Common Name: Galápagos Penguin Penguin
Scientific Name: Spheniscus mendiculus

Size: 19.6 inches (50 cm)

Habitat: Galápagos Islands. Mainly found on Fernandina Island and on the west coast of Isabella Island, but small populations are also found scattered on other islands in the Galapagos archipelago.

Status: Endangered. Global Population: 1,800 mature individuals. One of the world's rarest penguins. In recent decades, this species has been influenced primarily by the effects of El Niño-Southern Oscillation (ENSO) on the availability of shoaling fish. This had been most evident in 1982-83 and 1997-98, when the penguin population underwent dramatic declines of 77 % and 65 %, respectively. After this, the population entered a slow recovery phase and annual penguin censuses indicate a relatively stable, and even slightly increasing, population trend over the last nine years, however the current population size is still 48 % below the pre-El Niño population levels. Recovery from the 1982-1983 ENSO may have been slowed by the lower frequency of La Niña cold water events and above average surface water temperatures.

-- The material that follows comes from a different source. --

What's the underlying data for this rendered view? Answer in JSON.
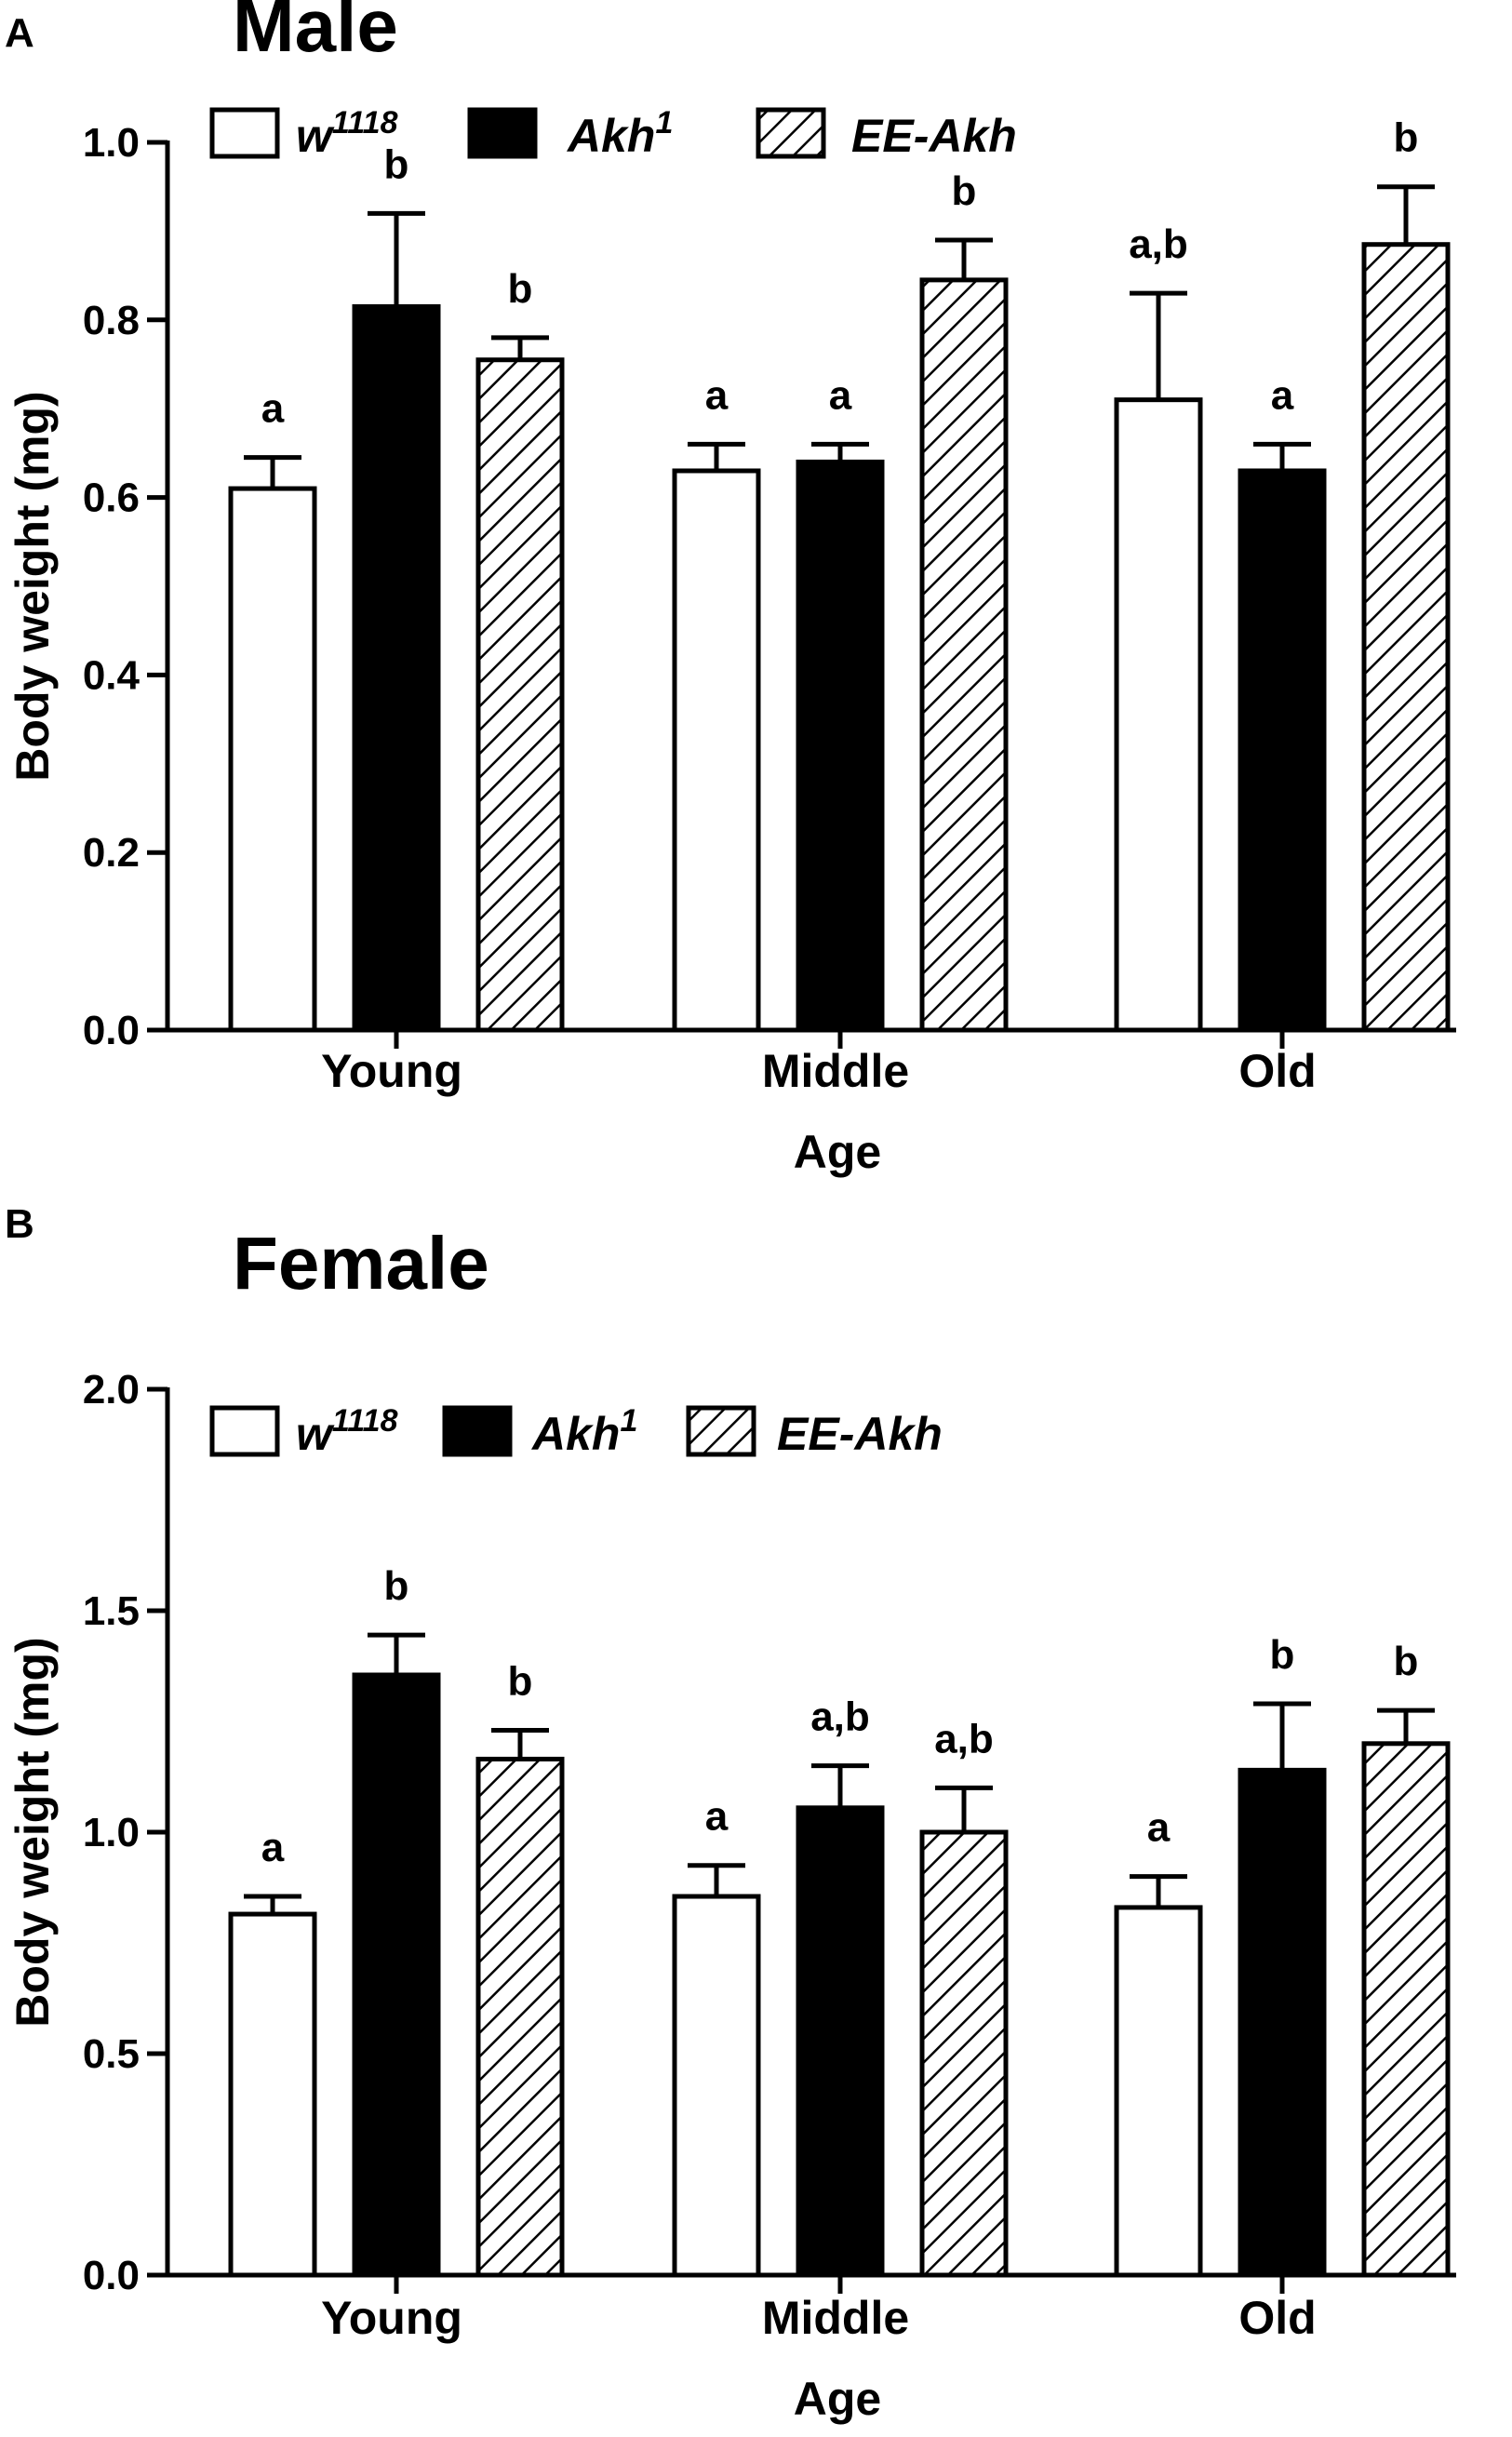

Also, ENSO may have a disproportionate impact on females, which could result in a biased sex ratio, making population recovery slower.

Climate change may lead to an increase in the frequency of ENSO events in the future, which will also reduce the species’ resilience to other threats such as disease outbreaks, oil spills, or predation by introduced predators.

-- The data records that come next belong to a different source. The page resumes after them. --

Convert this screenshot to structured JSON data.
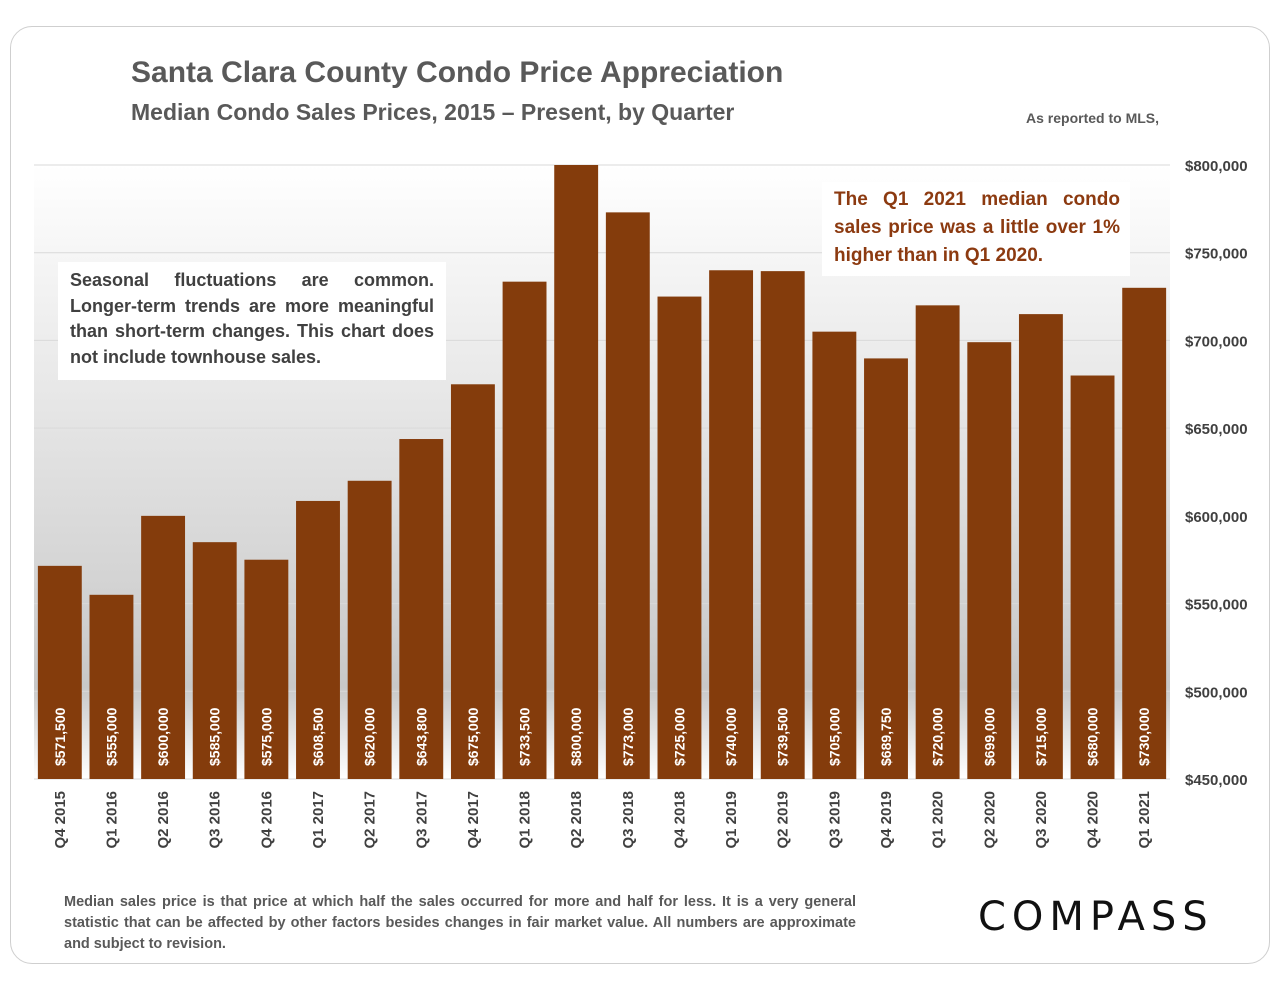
{
  "header": {
    "title": "Santa Clara County Condo Price Appreciation",
    "subtitle": "Median Condo Sales Prices, 2015 – Present, by Quarter",
    "source": "As reported to MLS,"
  },
  "notes": {
    "left": "Seasonal fluctuations are common. Longer-term trends are more meaningful than short-term changes. This chart does not include townhouse sales.",
    "right": "The Q1 2021 median condo sales price was a little over 1% higher than in Q1 2020."
  },
  "footer": {
    "text": "Median sales price is that price at which half the sales occurred for more and half for less. It is a very general statistic that can be affected by other factors besides changes in fair market value. All numbers are approximate and subject to revision."
  },
  "brand": {
    "logo": "COMPASS"
  },
  "colors": {
    "bar": "#843c0c",
    "grid": "#d9d9d9",
    "axis_text": "#404040",
    "note_accent": "#8c3a10"
  },
  "chart_data": {
    "type": "bar",
    "title": "Santa Clara County Condo Price Appreciation",
    "subtitle": "Median Condo Sales Prices, 2015 – Present, by Quarter",
    "categories": [
      "Q4 2015",
      "Q1 2016",
      "Q2 2016",
      "Q3 2016",
      "Q4 2016",
      "Q1 2017",
      "Q2 2017",
      "Q3 2017",
      "Q4 2017",
      "Q1 2018",
      "Q2 2018",
      "Q3 2018",
      "Q4 2018",
      "Q1 2019",
      "Q2 2019",
      "Q3 2019",
      "Q4 2019",
      "Q1 2020",
      "Q2 2020",
      "Q3 2020",
      "Q4 2020",
      "Q1 2021"
    ],
    "values": [
      571500,
      555000,
      600000,
      585000,
      575000,
      608500,
      620000,
      643800,
      675000,
      733500,
      800000,
      773000,
      725000,
      740000,
      739500,
      705000,
      689750,
      720000,
      699000,
      715000,
      680000,
      730000
    ],
    "data_labels": [
      "$571,500",
      "$555,000",
      "$600,000",
      "$585,000",
      "$575,000",
      "$608,500",
      "$620,000",
      "$643,800",
      "$675,000",
      "$733,500",
      "$800,000",
      "$773,000",
      "$725,000",
      "$740,000",
      "$739,500",
      "$705,000",
      "$689,750",
      "$720,000",
      "$699,000",
      "$715,000",
      "$680,000",
      "$730,000"
    ],
    "ylim": [
      450000,
      800000
    ],
    "yticks": [
      450000,
      500000,
      550000,
      600000,
      650000,
      700000,
      750000,
      800000
    ],
    "ytick_labels": [
      "$450,000",
      "$500,000",
      "$550,000",
      "$600,000",
      "$650,000",
      "$700,000",
      "$750,000",
      "$800,000"
    ],
    "y_axis_position": "right",
    "grid": true,
    "xlabel": "",
    "ylabel": ""
  }
}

Local fishing boats operating in inshore waters in the western part of the archipelago are documented as incidentally drowning Galápagos Penguins due to floating nets and illegally-used bait fisheries in gill nets. Recent plans to establish longline fisheries in the Galápagos raises additional concern. Aside from the impact of by-catch caused by this technique, in the case of Galápagos Penguins, it is likely that an increasing demand for bait fish will dramatically increase inshore bait fisheries with all its associated problems.

Predation by introduced cats (Felis catus) on the Galápagos Penguin population at its main breeding site resulted in adult mortality of 49 % year-1 4. Also, mosquitoes (Culex quinquefasciatus) arrived on the Galápagos in the 1980s as a result of human actions. Since they are vectors for avian malaria, and penguins in the genus Spheniscus are highly susceptible to this disease these insects represent a potential new threat for the penguins. Many of the above threats are exacerbated by an expanding human population and pressure from tourists visiting the islands.

Diet: Small fish including mullet and sardines.

Nesting: Galapagos Penguins pair up for life and they will breed 2 - 3 times per year if food is plentiful. They lay 1 - 2 eggs in a cave or rock crevice to protect them from the sunlight. The eggs are incubated by both parents for 38 - 40 days but if both eggs hatch, only one chick is ever raised.

One parent always remains with the eggs or chick while the other one leaves to feed. For 30 days after hatching both parents tend to the chick and by the end of the 30 days the chick is able to be left while both adults go to sea.

When the chick is 60 - 65 days old they have molted and are ready to fledge. Females reach sexual maturity at 3 - 4 years of age and males at 4 - 6 years of age.

Cool Facts: Galapagos Penguins are the only penguin to live on the equator. They live 15-20 years

Predators of Galapagos Penguins and their young include crabs, snakes, birds of prey, cats, dogs, rats, sharks, seals and sea lions.